Riemannian metric making a submanifold totally geodesic and with positive injectivity radius

Solution 1:

Let $E\xrightarrow{\pi} M$ be a vector bundle. We will construct a metric on $E$ for which $M$ (viewed as the zero-section) is totally geodesic and for which the injectivity radius is positive.

We'll use a construction of Matthew Kvalheim (see here). Let $E'$ be a complementary vector bundle in the sense that $E\oplus E' \cong M\times \mathbb{R}^k$ for some $k$. (Such compliments exist even if $M$ is non-compact, see here.)

Let $g$ be a complete metric on $M$ with positive injectivity radius and bounded curvature. The existence of such metrics is shown in

R. E. Greene, Complete metrics of bounded curvature on noncompact manifolds, Archiv der Mathematik 31 (1978), no. 1, 89-95".

Consider a product metric on $M\times \mathbb{R}^k$. Pull this back to $E$ via the obvious inclusion $E\rightarrow M\times \mathbb{R}^k$ to get a metric $h$ on $E$.

I claim that $M$ (viewed as the zero section) is totally geodesic in $(E,h)$ and that the injectivity radius of $E$ is positive.

The first statement is easy: it's enough to show that a curve which minimizes distance in $M$ also minimizes in $E$. But $M$ is totally geodesic in $M\times \mathbb{R}^k$, so a minimizing curve in $M$ is minimizing even in the larger manifold $M\times \mathbb{R}^k$.

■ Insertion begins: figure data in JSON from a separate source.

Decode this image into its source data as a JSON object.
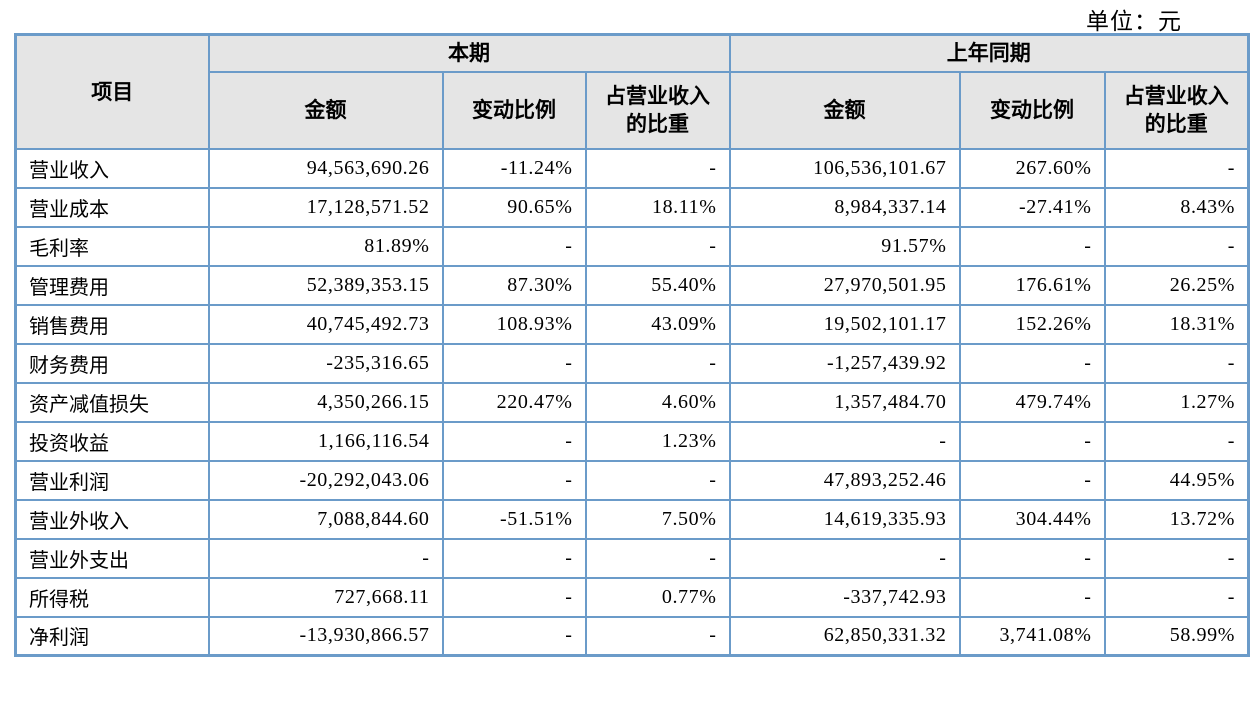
{
  "unit_label": "单位：元",
  "table": {
    "header": {
      "item": "项目",
      "current_label": "本期",
      "prior_label": "上年同期",
      "sub": {
        "amount": "金额",
        "change": "变动比例",
        "share_line1": "占营业收入",
        "share_line2": "的比重"
      }
    },
    "rows": [
      [
        "营业收入",
        "94,563,690.26",
        "-11.24%",
        "-",
        "106,536,101.67",
        "267.60%",
        "-"
      ],
      [
        "营业成本",
        "17,128,571.52",
        "90.65%",
        "18.11%",
        "8,984,337.14",
        "-27.41%",
        "8.43%"
      ],
      [
        "毛利率",
        "81.89%",
        "-",
        "-",
        "91.57%",
        "-",
        "-"
      ],
      [
        "管理费用",
        "52,389,353.15",
        "87.30%",
        "55.40%",
        "27,970,501.95",
        "176.61%",
        "26.25%"
      ],
      [
        "销售费用",
        "40,745,492.73",
        "108.93%",
        "43.09%",
        "19,502,101.17",
        "152.26%",
        "18.31%"
      ],
      [
        "财务费用",
        "-235,316.65",
        "-",
        "-",
        "-1,257,439.92",
        "-",
        "-"
      ],
      [
        "资产减值损失",
        "4,350,266.15",
        "220.47%",
        "4.60%",
        "1,357,484.70",
        "479.74%",
        "1.27%"
      ],
      [
        "投资收益",
        "1,166,116.54",
        "-",
        "1.23%",
        "-",
        "-",
        "-"
      ],
      [
        "营业利润",
        "-20,292,043.06",
        "-",
        "-",
        "47,893,252.46",
        "-",
        "44.95%"
      ],
      [
        "营业外收入",
        "7,088,844.60",
        "-51.51%",
        "7.50%",
        "14,619,335.93",
        "304.44%",
        "13.72%"
      ],
      [
        "营业外支出",
        "-",
        "-",
        "-",
        "-",
        "-",
        "-"
      ],
      [
        "所得税",
        "727,668.11",
        "-",
        "0.77%",
        "-337,742.93",
        "-",
        "-"
      ],
      [
        "净利润",
        "-13,930,866.57",
        "-",
        "-",
        "62,850,331.32",
        "3,741.08%",
        "58.99%"
      ]
    ]
  },
  "colors": {
    "border": "#6b9bc9",
    "header_bg": "#e5e5e5",
    "text": "#000000"
  }
}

What about the injectivity radius? Well, as is well known, we have $inj(E) > \min\{ \pi/\sqrt{K}, \frac{1}{2} \ell(E)\}$ where $K$ is an upper bound for the curvature of $E$ and $\ell(E)$ denotes the length of the shortest closed geodesic. So we simply need to bound both.

For curvature, I first claim that $\pi$ is a Riemannian submersion. This follows because the projection $M\times \mathbb{R}^k\rightarrow M$ is obviously a Riemannian submersion, and the horizontal spaces of $M\times \mathbb{R}^k$ and $E$ agree. Since Riemannian submersions can only increase curvature (from O'Neill's formula), an upper bound for curvature in $(M,g)$ provides an upper bound for curvature in $(E,h)$. But, by assumption, $(M,g)$ has curvature bounded above.

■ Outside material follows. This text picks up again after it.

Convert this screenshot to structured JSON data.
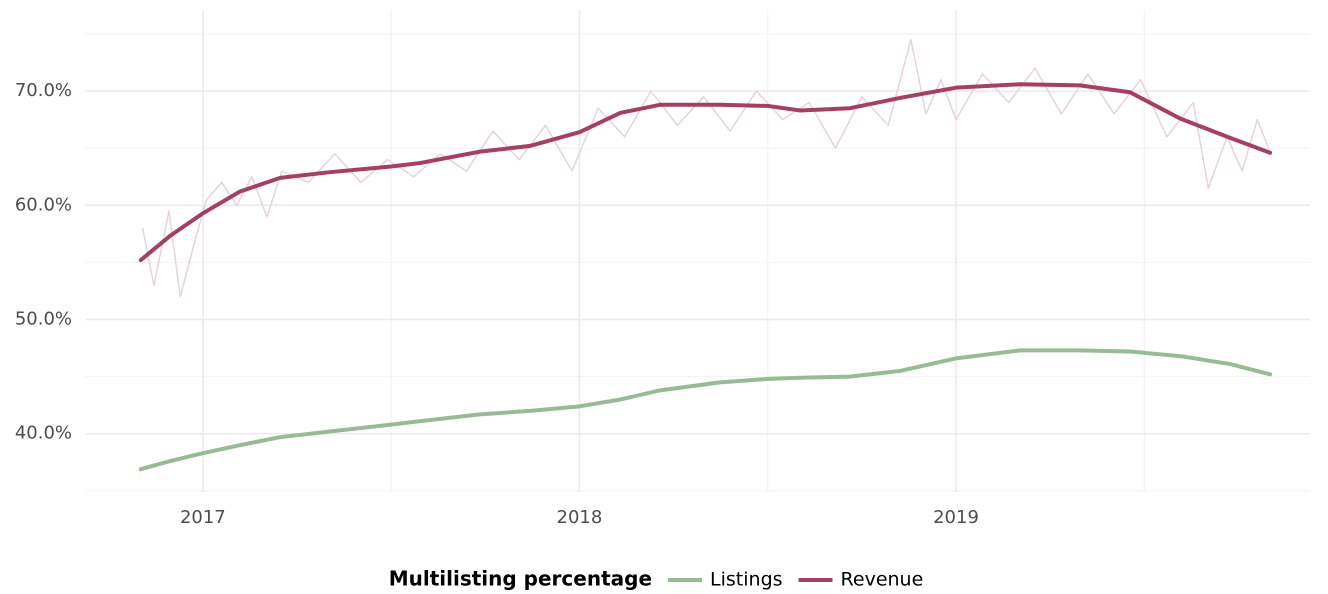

What about a bound on $\ell(E)$? Well, first note that $\ell(M)$ is bounded below by a positive number because $M$ has positive injectivity radius.

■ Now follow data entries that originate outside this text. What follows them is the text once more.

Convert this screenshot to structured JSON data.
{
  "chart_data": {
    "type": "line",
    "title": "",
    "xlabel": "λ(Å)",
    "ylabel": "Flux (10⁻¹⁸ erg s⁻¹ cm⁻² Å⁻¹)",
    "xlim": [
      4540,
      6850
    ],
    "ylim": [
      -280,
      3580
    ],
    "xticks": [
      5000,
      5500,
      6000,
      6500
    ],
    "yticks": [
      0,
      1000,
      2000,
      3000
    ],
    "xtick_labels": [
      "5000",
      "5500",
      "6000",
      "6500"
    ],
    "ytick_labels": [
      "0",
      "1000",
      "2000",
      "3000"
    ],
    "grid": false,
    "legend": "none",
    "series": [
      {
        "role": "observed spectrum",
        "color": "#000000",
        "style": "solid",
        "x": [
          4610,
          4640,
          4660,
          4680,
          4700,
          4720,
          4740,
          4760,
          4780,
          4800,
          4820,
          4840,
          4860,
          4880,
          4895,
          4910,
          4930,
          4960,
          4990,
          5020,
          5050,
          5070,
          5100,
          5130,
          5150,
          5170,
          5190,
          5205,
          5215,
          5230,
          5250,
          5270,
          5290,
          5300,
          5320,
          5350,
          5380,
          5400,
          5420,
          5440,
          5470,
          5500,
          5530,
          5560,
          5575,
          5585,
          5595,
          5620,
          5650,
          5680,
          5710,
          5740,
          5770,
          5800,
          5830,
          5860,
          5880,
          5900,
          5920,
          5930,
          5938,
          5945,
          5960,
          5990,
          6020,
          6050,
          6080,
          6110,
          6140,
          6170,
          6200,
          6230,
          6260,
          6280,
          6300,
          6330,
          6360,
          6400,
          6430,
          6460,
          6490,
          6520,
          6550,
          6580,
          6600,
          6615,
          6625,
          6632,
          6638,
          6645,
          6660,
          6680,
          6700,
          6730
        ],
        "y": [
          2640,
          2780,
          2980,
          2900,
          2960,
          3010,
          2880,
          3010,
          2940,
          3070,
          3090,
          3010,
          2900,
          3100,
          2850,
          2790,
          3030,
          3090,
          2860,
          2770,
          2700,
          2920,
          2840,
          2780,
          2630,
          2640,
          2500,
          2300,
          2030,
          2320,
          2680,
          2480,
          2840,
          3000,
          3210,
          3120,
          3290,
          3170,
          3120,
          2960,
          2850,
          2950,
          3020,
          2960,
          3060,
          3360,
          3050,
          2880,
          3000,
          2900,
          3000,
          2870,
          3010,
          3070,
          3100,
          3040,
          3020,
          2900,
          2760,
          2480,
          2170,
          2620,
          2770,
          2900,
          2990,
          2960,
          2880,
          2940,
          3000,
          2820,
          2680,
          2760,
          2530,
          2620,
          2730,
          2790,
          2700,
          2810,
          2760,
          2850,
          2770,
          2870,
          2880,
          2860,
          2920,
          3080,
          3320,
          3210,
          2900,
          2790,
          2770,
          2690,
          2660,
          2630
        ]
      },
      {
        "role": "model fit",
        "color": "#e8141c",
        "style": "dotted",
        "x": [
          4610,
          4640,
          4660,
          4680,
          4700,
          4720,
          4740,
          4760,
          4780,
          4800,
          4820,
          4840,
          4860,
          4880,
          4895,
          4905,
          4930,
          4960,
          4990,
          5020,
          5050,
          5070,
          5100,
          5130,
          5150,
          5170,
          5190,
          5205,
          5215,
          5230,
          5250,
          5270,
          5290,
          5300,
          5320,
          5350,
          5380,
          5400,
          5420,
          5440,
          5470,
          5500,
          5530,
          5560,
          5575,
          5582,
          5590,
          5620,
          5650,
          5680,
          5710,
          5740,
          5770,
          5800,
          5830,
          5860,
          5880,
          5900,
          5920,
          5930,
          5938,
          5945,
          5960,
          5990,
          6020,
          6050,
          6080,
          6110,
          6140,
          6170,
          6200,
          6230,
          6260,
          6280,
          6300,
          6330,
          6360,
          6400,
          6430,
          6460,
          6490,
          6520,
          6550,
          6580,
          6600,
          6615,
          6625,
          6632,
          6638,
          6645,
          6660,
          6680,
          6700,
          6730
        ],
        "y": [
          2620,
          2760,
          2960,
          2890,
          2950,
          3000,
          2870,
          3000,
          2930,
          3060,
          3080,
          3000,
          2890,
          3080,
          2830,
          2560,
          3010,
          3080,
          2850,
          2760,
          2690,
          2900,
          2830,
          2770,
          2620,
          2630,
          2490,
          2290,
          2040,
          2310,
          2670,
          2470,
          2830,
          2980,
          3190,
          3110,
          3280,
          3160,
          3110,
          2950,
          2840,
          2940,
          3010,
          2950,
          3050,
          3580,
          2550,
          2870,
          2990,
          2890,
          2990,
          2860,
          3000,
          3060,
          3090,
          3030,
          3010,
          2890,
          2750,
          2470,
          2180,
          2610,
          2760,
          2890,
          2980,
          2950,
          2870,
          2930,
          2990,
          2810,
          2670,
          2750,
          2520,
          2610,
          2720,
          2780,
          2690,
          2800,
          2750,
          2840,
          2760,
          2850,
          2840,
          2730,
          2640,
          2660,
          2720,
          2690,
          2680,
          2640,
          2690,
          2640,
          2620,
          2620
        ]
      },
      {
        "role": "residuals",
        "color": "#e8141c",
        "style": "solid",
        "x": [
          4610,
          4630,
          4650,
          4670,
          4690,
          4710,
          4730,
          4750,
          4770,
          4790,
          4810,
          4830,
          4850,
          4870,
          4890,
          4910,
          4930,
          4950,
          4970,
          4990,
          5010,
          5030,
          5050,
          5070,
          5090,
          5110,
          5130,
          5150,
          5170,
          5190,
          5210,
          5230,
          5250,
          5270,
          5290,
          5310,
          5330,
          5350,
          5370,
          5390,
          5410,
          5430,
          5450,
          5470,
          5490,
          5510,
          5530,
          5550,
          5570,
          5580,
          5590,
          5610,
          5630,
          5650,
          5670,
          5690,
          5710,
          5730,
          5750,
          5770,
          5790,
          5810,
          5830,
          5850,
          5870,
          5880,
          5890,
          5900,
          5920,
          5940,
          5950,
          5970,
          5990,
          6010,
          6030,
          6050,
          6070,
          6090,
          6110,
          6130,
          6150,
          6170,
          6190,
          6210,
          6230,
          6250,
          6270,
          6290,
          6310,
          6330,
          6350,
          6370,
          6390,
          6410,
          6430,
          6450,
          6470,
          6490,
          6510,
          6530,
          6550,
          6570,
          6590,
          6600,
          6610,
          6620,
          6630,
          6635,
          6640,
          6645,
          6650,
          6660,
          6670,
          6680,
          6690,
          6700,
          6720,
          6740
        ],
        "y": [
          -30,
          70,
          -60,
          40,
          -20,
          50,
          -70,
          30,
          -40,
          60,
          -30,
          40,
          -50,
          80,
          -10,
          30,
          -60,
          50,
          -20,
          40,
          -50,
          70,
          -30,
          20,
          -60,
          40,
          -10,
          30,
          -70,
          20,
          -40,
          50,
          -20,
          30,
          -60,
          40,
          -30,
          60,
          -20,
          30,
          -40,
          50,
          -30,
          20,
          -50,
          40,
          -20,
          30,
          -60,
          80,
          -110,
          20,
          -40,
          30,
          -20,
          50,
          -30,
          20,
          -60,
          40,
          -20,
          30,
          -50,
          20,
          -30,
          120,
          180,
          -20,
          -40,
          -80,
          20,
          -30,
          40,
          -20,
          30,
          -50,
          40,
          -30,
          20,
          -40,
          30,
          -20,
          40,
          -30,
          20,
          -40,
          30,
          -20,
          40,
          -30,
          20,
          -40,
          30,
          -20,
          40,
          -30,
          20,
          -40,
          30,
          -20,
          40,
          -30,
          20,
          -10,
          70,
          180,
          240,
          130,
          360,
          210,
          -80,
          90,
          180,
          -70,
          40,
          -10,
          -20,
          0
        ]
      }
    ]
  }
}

Now, let $\gamma$ be a closed geodesic in $E$. Writing $\gamma(t) = (\alpha(t), v(t))$ for a curve $\alpha$ in $M$ and $v$ in $\mathbb{R}^k$, I claim that $\alpha$ must be a geodesic.

Indeed, writing $\nabla$ to denote the Levi-Civita connection, $\gamma' = (\alpha',v')$ and $\nabla^E_{\gamma'}\gamma' $ is simply the projection of $\nabla^{M\times \mathbb{R}^k}_{\gamma'}\gamma'$ to $E$. Because we have a Riemannian product on $M\times \mathbb{R}^k$, $\nabla^{M\times \mathbb{R}^k}_{\gamma'} \gamma' = \nabla^M_{\alpha'}\alpha' + v''$. As $\nabla^M_{\alpha'}\alpha'$ is horizontal and $v''$ is vertical, the only way the projection to $E$ can be zero is if both projections are zero. But the horizontal space projects isomorphically, so $\nabla^M_{\alpha'}\alpha' = 0$.

Now, because $\gamma$ is a closed geodesic, $\alpha$ must be closed as well. Thus, so long as $\alpha$ is a non-trivial, $\ell(\gamma)\geq \ell (\alpha) \geq \ell(M)$.

All that's left is the case that $\alpha$ is trivial, that is, that $\alpha$ is constant. In this case, $\gamma$ is a geodesic in the fiber in $E$ above $\alpha(0)$. But this fiber is is isometric to Euclidean space with flat metric, so has no closed geodesics.